Bohle surrendered to US forces on 23 May 1945 at Falkenau and was interned in Camp Ashcan with other high ranking Nazi officials. Bohle appeared on 25 March 1946 as a defense witness at the International Military Tribunal in Nuremberg. Subsequently, Bohle was tried as a defendant in the "Ministries Trial" ("Wilhelmstraßen-Prozeß"), one of the Nuremberg follow-up trials. Although he was acquitted of war crimes and crimes against humanity, the tribunal ruled that Bohle and his department did persuade German business firms to fire Jewish employees working for them abroad."Bohle's acts and those of his department in persuading German business firms to discharge Jewish employees working for them abroad, while reprehensible from a moral standpoint, do not come within the scope of either count five of the indictment or of the crimes defined by the London Charter and Control Council Law No. 10."Bohle, in an unusual move, became the only defendant in the Subsequent Nuremberg trials to plead guilty to any charge. Bohle pleaded guilty to having been a member of the SS and assisted the prosecution in their case against the other defendants. Before entering his guilty plea, Bohle read a formal statement:

"I think it should be the solemn pledge and foremost duty of every German who held a leading position during the National Socialist regime, to do all in his power to remove from the name of Germany the blot which the deeds of criminal brains have cast upon it. We know that a low estimate of human life and carelessness to human misery is not and never has been a trait of the German character, and for that very reason I think that we should frankly admit the atrocities that have been committed and that have defiled the German name in the world. I do not think that we should attempt to vindicate our own national honor solely by referring to crimes and misdeeds committed by others, some of which are undoubtedly on a par with what national socialism is accused of. I think we should be too proud for that.
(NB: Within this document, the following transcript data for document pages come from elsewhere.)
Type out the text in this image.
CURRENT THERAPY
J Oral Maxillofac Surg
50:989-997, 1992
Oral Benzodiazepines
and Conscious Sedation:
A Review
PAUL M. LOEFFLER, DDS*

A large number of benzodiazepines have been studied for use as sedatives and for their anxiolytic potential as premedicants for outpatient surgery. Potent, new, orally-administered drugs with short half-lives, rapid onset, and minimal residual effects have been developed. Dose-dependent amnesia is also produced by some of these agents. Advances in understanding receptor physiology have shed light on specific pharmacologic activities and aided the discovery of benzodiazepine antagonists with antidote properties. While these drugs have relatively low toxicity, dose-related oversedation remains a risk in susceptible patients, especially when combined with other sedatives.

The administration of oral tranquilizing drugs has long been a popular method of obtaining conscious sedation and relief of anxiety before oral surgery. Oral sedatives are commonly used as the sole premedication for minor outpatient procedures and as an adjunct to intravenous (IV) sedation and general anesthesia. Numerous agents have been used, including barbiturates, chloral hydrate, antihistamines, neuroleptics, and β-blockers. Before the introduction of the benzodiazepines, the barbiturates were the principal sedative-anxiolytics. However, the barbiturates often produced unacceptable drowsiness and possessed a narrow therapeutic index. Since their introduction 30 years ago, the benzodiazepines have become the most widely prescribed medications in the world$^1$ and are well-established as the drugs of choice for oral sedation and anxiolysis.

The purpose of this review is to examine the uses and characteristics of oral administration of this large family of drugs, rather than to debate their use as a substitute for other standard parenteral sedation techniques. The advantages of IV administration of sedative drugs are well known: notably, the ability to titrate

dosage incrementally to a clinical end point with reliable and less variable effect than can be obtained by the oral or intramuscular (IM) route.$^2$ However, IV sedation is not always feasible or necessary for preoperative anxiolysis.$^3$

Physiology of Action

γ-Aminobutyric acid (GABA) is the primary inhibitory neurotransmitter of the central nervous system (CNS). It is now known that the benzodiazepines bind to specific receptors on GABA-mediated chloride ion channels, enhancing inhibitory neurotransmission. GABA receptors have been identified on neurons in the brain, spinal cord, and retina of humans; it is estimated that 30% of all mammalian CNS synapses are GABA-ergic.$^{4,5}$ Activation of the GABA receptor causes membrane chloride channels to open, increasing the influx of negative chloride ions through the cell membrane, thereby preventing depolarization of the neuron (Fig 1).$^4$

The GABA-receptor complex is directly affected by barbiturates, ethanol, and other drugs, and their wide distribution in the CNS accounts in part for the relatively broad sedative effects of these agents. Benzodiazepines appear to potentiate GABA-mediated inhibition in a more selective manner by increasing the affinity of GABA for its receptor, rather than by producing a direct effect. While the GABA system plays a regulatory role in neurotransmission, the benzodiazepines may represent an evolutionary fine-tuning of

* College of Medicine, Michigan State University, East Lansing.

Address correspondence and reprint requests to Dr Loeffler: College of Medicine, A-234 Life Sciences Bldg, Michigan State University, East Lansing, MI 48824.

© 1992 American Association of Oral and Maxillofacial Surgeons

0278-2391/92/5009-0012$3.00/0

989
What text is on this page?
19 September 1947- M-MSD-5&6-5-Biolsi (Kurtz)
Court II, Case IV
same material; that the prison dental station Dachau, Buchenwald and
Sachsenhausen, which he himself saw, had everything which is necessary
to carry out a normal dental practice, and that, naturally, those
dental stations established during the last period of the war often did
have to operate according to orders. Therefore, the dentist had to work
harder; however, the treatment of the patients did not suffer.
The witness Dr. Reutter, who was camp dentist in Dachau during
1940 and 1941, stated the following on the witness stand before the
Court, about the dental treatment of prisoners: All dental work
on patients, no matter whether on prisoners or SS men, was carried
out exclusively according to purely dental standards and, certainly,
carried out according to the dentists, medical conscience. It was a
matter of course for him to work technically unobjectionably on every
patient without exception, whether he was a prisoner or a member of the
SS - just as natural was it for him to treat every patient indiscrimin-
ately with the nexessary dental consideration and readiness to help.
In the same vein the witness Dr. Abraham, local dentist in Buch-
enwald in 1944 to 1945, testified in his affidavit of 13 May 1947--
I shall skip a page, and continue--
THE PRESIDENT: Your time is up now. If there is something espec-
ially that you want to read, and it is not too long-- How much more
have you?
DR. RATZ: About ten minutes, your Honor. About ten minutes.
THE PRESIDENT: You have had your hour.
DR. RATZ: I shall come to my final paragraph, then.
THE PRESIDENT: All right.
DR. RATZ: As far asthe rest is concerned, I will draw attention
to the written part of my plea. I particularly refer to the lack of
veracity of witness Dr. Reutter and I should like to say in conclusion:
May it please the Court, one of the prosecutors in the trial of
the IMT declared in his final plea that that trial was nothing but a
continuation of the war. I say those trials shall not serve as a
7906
And I think – it is my firm conviction that the world will regain its belief in our national honesty only if we ourselves are honest and straightforward in our confessions and thereafter also in our will to make amends. I think we leading men have this responsibility, not only to the victims of these crimes but just as much to the German people, as such, who, with or without our participation, were misled and misguided and are today, without any fault of their own, outlawed in the world. That is what I understand by responsibility beyond that of my own work."

Bohle was sentenced to five years in prison on 11 April 1949. Due to his cooperation and guilty plea, Bohle was an extremely unpopular inmate at Landsberg Prison, which the U.S. military was using to house Nazi war criminals. Facing constant threats from other members of the SS, Bohle had to be placed in solitary confinement. He was eventually given slightly more freedom, but received hard labour tasks. Bohle was released from prison on 21 December 1954, several months before his full sentence expired. After his release, he worked as a merchant in Hamburg.

In the immediate aftermath of his release, Bohle remarked that many West German youths still believed in Nazism and were refusing to believe what West German and Allied officials said. However, due to his close ties to Hitler, Bohle said these youths were willing to believe what he said. Bohle said Hitler had become insane in the final few months before the war ended, and possibly went mad as early as 1943. He also said that in a way, Hitler was insane before the war.

Bohle also advocated for the reformation of an organization for the development of German South-African interstate commerce. He died in Düsseldorf. Robert Kempner dedicated a short obituary to Bohle, whom he'd met while visiting Landsberg Prison. He remarked that out of hundreds of inmates there, Bohle was one of the few who seemed genuinely remorseful and had asked for forgiveness for his complicity in the Nazi regime.